総攻撃前の波乱

「お帰りなさい長官。敵前逃亡ですか?」

「違うよ」


 皇海にも度立った鯉之助は出迎えてきた参謀長の沙織に突っ込んだ。


「もうすぐ旅順艦隊が出てくるだろう」

「来ますか?」

「総攻撃の準備を整えているんだ。おまけに空からの観測もある。艦隊を保全したくて脱出を図るはずだ」


 旅順は要塞に守られた軍港であり艦隊は安全に停泊できる。

 だが、その前提が崩れた。

 要塞攻撃が行われれば陥落の危険がある。


「要塞が占領される前に脱出し、未だ健在なウラジオストックへ逃げ込もうとロシア軍は考えるはずだ」

「冬には凍結しますよ」

「だが要塞と一緒に艦隊を失う、いや日本に鹵獲されるのを避けようとするだろう。それにウラジオストックの方がヨーロッパとの連絡が良い。行動するには良い場所だ。絶対に脱出する」


 史実でもロシア太平洋艦隊は旅順総攻撃の前にウラジオストックへ向かって脱出し黄海海戦が起こっている。

 同じ事が起きると鯉之助は確信していた。


「ここで殲滅する。目指すは完全勝利。旅順艦隊の戦艦を全て撃沈あるいは戦闘不能にして、こちらは無傷で終える」

「虫が良すぎるわね」

「だが、やり遂げたい。それに味方の損害無く敵に損害を与えるのは必要だろう」

「そうねバルチック艦隊が控えているのだから」


 ロシアからバルチック艦隊がやってくる。

 連合艦隊はその迎撃を行う必要がある。

 ここでロシア太平洋艦隊を殲滅できれば、この後は憂いなく準備を進めることができる。

 旅順を無理に攻撃する必要もなくなる。


「なんとしても殲滅してやる」


 鯉之助は決意を新たにした。


「ああ、それと給油艦はどこにいる?」

「三隻とも円島泊地に居りますが」

「対馬海峡周辺にはいるか?」

「第二義勇艦隊所属駆逐艦の為の給油艦が一隻」

「円島の一隻を鎮海湾、釜山南の海域に派遣して待機させるんだ」

「何をするんです?」

「キャンペーン、戦役を行う。今回の戦いは機動力の戦いだ。行動できるようにするんだ」

「はあ」


 沙織はおかしいと思った。

 旅順沖で作戦をしながら何故反対方向の対馬海峡に給油艦を派遣するのか分からなかった。

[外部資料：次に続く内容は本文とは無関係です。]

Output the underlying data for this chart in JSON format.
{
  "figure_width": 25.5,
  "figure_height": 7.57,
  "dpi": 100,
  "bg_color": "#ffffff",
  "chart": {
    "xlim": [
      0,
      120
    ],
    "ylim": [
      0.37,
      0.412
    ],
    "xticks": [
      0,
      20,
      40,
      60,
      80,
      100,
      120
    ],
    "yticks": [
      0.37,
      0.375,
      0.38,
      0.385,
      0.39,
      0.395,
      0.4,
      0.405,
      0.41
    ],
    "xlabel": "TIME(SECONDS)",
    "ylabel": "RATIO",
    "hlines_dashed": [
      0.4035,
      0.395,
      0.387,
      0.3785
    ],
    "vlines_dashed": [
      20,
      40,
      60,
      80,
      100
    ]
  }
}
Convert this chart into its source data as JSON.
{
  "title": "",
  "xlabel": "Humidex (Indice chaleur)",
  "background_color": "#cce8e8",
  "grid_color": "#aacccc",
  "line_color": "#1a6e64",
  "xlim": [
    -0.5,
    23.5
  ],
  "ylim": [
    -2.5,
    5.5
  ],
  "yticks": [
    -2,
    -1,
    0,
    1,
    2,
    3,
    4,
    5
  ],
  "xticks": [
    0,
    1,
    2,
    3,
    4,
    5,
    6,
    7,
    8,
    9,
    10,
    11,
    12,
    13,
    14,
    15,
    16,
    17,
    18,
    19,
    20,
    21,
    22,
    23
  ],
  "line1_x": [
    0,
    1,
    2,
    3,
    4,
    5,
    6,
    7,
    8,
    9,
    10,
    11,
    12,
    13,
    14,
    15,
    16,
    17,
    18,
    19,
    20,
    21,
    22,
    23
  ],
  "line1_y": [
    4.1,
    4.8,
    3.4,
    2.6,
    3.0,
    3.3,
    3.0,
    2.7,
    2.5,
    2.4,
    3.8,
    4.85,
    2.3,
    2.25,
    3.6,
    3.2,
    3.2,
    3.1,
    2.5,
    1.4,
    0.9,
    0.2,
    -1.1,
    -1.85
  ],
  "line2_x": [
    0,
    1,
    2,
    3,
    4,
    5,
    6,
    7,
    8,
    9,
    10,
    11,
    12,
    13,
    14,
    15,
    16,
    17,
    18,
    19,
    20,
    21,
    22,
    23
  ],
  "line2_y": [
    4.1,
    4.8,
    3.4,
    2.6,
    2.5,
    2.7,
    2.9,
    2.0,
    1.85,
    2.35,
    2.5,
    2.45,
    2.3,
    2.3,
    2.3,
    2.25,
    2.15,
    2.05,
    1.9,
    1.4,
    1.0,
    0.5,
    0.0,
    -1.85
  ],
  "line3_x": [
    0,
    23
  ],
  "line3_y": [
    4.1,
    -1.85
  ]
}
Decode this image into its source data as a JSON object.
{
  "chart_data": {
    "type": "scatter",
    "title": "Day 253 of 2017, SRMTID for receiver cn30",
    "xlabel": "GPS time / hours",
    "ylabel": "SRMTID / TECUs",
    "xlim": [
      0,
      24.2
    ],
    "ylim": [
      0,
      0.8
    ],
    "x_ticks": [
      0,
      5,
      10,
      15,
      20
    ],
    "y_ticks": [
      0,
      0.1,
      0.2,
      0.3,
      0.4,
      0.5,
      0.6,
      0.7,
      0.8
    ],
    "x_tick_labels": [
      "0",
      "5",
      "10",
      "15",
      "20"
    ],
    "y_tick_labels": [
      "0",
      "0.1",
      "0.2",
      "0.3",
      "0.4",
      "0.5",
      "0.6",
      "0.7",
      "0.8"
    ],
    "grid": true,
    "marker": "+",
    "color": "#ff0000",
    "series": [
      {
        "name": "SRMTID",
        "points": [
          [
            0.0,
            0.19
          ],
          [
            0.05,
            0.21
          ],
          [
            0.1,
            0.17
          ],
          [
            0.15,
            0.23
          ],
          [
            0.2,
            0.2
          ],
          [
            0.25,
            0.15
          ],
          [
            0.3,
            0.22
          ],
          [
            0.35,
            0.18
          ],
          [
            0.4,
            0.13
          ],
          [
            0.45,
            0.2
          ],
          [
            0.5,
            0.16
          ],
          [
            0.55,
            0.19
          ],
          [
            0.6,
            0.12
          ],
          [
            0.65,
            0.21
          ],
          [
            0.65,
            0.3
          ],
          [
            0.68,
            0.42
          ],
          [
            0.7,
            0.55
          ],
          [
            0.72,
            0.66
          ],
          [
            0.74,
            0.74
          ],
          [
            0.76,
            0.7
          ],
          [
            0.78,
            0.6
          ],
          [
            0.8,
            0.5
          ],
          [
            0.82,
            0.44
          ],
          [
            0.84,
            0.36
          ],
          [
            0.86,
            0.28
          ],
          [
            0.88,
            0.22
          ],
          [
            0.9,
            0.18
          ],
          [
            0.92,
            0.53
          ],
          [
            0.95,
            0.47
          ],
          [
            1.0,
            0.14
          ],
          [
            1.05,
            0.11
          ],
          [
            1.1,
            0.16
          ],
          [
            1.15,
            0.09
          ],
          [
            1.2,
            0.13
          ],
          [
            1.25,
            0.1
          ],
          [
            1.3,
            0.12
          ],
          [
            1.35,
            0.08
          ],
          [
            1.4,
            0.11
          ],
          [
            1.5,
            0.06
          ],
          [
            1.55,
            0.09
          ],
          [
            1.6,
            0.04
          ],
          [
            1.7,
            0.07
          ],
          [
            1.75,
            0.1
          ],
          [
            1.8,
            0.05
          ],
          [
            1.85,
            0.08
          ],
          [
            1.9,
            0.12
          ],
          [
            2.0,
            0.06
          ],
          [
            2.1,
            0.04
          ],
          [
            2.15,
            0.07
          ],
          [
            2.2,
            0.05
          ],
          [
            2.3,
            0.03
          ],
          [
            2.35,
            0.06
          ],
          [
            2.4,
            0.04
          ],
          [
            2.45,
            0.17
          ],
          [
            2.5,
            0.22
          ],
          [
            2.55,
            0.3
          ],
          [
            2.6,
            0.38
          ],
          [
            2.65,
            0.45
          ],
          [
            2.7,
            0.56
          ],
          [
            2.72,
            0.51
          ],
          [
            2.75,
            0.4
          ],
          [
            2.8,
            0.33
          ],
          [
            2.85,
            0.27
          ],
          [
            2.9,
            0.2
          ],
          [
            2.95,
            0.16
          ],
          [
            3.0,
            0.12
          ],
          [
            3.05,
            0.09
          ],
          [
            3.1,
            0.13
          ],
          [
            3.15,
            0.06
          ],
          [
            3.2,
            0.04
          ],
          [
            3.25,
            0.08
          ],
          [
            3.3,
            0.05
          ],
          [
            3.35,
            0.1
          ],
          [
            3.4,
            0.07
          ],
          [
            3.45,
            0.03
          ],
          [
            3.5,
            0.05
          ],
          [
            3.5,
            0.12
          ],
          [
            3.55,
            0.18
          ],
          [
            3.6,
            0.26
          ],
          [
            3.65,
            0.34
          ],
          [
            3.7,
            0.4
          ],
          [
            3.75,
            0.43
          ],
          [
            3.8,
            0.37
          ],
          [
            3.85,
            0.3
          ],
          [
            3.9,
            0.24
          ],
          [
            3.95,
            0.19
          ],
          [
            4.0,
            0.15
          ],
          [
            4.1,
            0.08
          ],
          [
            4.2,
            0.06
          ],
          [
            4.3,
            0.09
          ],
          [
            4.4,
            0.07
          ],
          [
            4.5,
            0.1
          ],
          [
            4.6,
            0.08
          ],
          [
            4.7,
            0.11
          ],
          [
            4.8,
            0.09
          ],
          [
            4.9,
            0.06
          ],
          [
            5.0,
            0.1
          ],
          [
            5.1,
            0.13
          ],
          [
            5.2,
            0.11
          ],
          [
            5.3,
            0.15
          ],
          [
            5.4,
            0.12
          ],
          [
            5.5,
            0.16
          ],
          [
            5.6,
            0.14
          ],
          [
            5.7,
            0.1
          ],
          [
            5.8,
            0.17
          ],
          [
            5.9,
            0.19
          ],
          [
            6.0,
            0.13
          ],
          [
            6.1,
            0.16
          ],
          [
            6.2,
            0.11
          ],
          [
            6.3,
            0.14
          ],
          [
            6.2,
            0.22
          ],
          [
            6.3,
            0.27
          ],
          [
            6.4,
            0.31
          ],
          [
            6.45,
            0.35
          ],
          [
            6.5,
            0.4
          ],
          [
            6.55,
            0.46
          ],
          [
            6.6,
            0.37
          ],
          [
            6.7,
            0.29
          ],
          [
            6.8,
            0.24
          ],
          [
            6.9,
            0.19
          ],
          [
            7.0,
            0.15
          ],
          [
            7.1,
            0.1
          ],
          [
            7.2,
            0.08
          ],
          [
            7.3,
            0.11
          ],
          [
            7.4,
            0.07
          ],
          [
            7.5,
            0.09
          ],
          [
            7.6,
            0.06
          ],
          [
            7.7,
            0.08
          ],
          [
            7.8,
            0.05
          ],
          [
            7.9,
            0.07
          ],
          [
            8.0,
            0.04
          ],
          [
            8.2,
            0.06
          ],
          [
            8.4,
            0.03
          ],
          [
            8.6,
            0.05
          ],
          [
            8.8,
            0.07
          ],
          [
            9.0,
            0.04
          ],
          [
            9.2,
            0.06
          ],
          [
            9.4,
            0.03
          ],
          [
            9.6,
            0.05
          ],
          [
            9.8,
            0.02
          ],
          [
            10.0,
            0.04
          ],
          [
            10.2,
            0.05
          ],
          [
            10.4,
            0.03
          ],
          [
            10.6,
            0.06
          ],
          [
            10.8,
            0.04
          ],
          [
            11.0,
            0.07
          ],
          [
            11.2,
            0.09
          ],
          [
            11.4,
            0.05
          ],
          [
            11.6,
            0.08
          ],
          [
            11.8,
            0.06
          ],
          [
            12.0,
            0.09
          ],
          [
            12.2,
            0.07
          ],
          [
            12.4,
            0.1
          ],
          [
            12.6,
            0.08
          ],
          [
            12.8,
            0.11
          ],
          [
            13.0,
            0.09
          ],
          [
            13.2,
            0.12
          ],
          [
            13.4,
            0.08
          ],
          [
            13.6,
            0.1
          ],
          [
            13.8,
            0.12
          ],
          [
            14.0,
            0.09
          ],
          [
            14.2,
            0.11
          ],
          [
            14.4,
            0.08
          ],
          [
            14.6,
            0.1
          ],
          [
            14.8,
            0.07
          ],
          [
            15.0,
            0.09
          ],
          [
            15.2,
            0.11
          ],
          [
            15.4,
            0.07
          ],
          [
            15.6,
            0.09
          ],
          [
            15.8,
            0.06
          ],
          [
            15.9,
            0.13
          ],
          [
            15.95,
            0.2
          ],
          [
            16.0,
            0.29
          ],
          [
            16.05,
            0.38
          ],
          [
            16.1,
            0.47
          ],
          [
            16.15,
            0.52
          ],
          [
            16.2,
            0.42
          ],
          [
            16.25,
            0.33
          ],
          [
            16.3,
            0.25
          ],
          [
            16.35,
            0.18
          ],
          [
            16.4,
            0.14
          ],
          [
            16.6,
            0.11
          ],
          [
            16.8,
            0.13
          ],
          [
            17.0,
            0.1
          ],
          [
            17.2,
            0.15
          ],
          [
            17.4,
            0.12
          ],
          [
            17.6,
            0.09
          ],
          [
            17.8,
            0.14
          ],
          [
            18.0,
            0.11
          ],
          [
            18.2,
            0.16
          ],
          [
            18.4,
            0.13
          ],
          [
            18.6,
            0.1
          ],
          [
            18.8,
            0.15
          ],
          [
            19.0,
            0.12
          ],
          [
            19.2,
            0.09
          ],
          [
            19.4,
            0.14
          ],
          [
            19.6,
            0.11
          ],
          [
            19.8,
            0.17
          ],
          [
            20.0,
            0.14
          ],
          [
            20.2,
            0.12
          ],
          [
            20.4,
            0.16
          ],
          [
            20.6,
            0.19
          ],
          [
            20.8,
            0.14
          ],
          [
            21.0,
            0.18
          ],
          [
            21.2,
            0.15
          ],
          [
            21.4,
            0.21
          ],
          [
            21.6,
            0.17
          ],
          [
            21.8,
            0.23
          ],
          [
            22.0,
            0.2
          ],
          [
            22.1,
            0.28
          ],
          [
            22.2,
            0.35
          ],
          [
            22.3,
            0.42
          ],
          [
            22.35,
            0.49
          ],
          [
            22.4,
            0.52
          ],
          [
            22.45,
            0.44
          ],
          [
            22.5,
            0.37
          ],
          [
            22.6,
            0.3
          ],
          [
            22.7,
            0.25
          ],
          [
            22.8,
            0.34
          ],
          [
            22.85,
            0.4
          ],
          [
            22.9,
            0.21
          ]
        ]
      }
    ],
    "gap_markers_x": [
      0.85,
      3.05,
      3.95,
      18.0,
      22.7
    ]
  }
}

 だが、こういうときの鯉之助の作戦は大成功に繋がることが多い。命令に従って、給油艦を派遣した。




「明朝、太平洋艦隊はウラジオストックへ向けて出撃します」


 八月九日の夜、ウィトゲフト少将は旅順要塞司令官スミルノフ中将に伝えた。


「完全に包囲されているぞ。行っても沈められるだけだ」


 海の上は日本海軍の艦艇で海尽くされており出撃しても撃沈されるのは目に見えている。

 出撃は無謀と言えた。


「ですが極東総督の命令です」

「アレクセーエフ総督か」


 吐き捨てるようにスミルノフ中将は言った。

 日本の攻撃はないと言いながら奇襲を許し、旅順が危なくなると連絡不能を回避するという名目でさっさとウラジオストックへ逃げ込んだ無能だ。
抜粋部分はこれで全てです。